Stanley Harper observe et filme des personnages qui, au fil des mois, jouent naturellement leur propre rôle. Le cinéma peut alors accomplir un miracle. Tha et le village rassemblé visionnent « situation zéro » ; Tha reconnaît sa mère et le village entier vit un moment d’émotion intense en comprenant la tragédie des réfugiés. Le mari de Tha fait une lecture de la lettre que Yan a adressée à sa fille qui fond en larmes.

Le 14 février 1992, Stanley Harper va voir Yan à Site II :

–         Vous êtes d’accord pour aller avec nous au Cambodge ?

–         Quand ?

–         Demain.

Le 15 février, c’est le départ et l’arrivée au village de Prek Kroach. Les retrouvailles sont un moment rare d’humanité et de vérité sur lequel le film aurait du s’achever.

Il n’en sera rien. Une partie du financement thaï nécessaire à achever le montage ne sera jamais versé suite au coup d’état de mai 1992. Stanley Harper doit à nouveau rechercher des fonds.

Une lettre de soutien du prince Norodom Sihanouk déclare que le film est capital pour le processus de réconciliation nationale. De façon à peine croyable, Stanley Harper s’entend répondre par les autorités de l’APRONUC, Akashi en tête, qu’il n’y a pas de ligne budgétaire pour la réconciliation,  pas même un dollar. Finalement, grâce à des fonds de la fondation Konrad Adenauer et de DANIDA, le tournage reprend en 1998 et durera deux semaines. En 2000, un film de 5 heures est prêt pour le montage. De nouveau, Stanley Harper entame son parcours du combattant dans l’enfer des lignes budgétaires des Nations Unies, parvient à convaincre les pays donateurs de l’intérêt de son projet et est autorisé à utiliser des fonds du Kampuchea Emergency Trust Fund (KETF) pour finir son film.

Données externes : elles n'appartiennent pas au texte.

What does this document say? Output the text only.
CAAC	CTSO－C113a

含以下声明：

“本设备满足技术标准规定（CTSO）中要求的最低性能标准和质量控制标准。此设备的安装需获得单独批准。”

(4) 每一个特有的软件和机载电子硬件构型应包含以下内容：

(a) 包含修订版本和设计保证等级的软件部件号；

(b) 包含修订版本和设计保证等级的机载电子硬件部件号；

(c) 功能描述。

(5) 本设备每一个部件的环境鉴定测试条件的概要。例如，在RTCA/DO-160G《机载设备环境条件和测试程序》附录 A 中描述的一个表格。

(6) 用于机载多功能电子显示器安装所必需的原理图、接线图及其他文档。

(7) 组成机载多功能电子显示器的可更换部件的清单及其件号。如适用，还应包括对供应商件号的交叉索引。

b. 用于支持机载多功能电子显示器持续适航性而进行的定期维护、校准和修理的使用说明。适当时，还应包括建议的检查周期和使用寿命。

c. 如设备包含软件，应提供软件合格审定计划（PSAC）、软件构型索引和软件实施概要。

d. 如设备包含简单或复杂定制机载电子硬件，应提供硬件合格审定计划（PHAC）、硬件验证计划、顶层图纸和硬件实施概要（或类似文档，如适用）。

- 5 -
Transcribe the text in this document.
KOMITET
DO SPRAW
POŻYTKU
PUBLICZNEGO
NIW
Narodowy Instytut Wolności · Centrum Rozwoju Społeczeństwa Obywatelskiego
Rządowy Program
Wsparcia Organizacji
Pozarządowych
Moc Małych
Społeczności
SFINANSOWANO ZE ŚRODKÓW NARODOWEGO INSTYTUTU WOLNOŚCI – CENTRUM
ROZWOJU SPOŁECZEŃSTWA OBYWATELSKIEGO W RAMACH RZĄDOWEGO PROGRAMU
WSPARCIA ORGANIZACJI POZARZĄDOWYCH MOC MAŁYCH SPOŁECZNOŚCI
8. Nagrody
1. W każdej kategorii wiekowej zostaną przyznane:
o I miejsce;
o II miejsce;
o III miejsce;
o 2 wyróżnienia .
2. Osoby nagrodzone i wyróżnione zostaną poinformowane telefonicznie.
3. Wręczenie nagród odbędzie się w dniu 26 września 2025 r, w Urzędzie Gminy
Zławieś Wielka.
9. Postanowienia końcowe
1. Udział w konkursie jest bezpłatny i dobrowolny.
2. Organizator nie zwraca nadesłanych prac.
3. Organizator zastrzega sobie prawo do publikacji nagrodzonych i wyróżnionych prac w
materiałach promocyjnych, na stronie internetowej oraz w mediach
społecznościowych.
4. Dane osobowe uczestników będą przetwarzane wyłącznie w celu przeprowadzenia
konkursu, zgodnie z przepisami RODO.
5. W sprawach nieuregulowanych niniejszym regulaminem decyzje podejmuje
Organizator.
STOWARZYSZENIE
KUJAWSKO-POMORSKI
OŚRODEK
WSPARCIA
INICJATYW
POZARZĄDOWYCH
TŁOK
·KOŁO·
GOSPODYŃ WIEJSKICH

En 2001, de passage dans le village, Stanley Harper fait face à un nouveau drame : Monn, la petite fille fille de Yan, qu’on peut voir enfant dans le film en 1991, va mourir du Sida. Son agonie et son incinération seront  filmées en des scènes poignantes comme celle où la grand-mère tient dans un tissu blanc les ossements calcinés de sa petite fille.

Stanley Harper ne pouvait finir son film sur cette image. En août 2002, une naissance vient apporter une conclusion heureuse : Yan est désormais arrière grand-mère.

Cambodia Dreams ne fait pas partie de ces documentaires qui nous expliquent le Cambodge avec la dose de sensationnel requise. Bien au contraire, les personnages  évoluent dans des scènes d’une beauté épique sans aucune contrainte didactique de la caméra.

A ceux qui se posent des questions sur l’humanité khmère, ce film est indispensable.